Quick Info
| Plugin Title | Insecure CloudFront Protocols |
| Cloud | AWS |
| Category | CloudFront |
| Description | Detects the use of insecure HTTPS SSL/TLS protocols for use with HTTPS traffic between viewers and CloudFront |
| More Info | CloudFront supports SSLv3 and TLSv1 protocols for use with HTTPS traffic, but only TLSv1.1 or higher should be used unless there is a valid business justification to support the older, insecure SSLv3. |
| AWS Link | http://docs.aws.amazon.com/AmazonCloudFront/latest/DeveloperGuide/secure-connections-supported-viewer-protocols-ciphers.html |
| Recommended Action | Ensure that traffic sent between viewers and CloudFront is passed over HTTPS and uses TLSv1.1 or higher. |
Detailed Remediation Steps
- Log into the AWS Management Console.
- Select the “Services” option and search for CloudFront.

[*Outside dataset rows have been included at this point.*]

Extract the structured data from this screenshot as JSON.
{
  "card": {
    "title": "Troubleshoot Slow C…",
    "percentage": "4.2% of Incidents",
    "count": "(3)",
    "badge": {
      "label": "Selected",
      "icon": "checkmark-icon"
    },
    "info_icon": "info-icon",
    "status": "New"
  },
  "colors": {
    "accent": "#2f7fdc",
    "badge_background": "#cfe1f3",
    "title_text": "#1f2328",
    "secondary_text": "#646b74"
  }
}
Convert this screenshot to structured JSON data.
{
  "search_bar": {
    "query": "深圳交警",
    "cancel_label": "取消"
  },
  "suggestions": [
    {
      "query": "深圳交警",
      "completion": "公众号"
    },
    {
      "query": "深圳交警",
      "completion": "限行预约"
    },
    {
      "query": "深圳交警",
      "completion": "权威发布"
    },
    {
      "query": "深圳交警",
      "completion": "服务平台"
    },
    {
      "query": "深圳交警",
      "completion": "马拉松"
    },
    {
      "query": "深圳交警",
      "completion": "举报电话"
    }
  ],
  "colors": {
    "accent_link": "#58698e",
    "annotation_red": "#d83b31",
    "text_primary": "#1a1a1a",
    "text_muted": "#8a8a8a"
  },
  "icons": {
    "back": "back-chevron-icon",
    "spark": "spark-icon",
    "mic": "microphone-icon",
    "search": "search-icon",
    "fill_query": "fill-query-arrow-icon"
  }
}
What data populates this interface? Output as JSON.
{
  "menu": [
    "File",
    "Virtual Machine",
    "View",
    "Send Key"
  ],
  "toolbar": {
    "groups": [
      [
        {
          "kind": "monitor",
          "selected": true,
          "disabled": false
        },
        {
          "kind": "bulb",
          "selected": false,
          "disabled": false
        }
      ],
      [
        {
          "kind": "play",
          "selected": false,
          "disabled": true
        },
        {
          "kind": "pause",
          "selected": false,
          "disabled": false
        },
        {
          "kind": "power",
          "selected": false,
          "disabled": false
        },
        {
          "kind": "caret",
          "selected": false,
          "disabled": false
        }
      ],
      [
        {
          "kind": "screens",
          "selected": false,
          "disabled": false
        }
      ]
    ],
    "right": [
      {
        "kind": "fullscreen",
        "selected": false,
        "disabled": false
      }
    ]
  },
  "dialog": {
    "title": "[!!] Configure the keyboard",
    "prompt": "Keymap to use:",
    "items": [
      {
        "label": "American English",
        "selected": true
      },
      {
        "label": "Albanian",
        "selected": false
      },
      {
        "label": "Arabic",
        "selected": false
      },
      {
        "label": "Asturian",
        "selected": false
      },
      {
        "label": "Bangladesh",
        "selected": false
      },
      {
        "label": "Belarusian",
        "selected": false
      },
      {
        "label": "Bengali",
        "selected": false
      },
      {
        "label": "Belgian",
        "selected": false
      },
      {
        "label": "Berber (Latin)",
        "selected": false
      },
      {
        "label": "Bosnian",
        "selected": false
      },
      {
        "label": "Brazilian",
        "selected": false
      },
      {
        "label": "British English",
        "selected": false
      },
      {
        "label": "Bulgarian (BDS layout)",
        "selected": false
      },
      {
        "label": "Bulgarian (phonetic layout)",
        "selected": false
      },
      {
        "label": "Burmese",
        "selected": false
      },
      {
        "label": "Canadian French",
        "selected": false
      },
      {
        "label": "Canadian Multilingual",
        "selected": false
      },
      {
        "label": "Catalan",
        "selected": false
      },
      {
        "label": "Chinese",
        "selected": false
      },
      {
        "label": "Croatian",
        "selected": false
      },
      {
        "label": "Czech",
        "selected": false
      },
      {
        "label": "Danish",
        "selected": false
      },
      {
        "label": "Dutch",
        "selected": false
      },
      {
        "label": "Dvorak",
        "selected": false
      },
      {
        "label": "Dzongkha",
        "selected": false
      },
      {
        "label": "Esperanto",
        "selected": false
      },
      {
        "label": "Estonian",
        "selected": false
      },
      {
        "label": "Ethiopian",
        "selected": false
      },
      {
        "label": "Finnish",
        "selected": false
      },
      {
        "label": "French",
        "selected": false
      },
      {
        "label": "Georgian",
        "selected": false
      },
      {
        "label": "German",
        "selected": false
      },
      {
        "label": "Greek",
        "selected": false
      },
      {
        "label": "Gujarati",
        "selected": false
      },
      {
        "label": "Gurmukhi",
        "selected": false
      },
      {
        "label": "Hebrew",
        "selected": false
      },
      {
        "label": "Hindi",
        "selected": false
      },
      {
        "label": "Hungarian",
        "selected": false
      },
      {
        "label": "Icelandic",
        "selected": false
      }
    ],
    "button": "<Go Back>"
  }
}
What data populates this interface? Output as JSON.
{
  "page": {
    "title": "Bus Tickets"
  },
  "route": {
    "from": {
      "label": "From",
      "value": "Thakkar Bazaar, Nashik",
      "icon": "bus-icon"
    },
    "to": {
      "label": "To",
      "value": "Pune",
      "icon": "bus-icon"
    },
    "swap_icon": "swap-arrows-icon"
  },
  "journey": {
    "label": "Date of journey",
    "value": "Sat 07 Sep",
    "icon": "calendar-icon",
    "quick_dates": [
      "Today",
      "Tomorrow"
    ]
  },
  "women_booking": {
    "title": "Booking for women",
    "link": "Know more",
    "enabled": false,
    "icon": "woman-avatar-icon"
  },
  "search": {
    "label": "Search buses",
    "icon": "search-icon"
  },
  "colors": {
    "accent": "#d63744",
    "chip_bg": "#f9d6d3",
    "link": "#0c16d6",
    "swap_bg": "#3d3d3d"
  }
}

- Select the “CloudFront Distribution” that needs to be verified.
- Click the “Distribution Settings” button from menu to get into the “CloudFront Distribution” configuration page.
- Click the “Edit” button from the General tab on the top menu.
- Scroll down and choose the “Security Policy” that you want CloudFront to use for HTTPS connections and must use TLSv1.1 or higher SSL protocols.
- Scroll down and click on “Yes,Edit” to save the changes.
- Repeat the steps number 5 and 6 to establish any other “CloudFront Distribution” is not using an insecure SSL protocol for HTTPS traffic.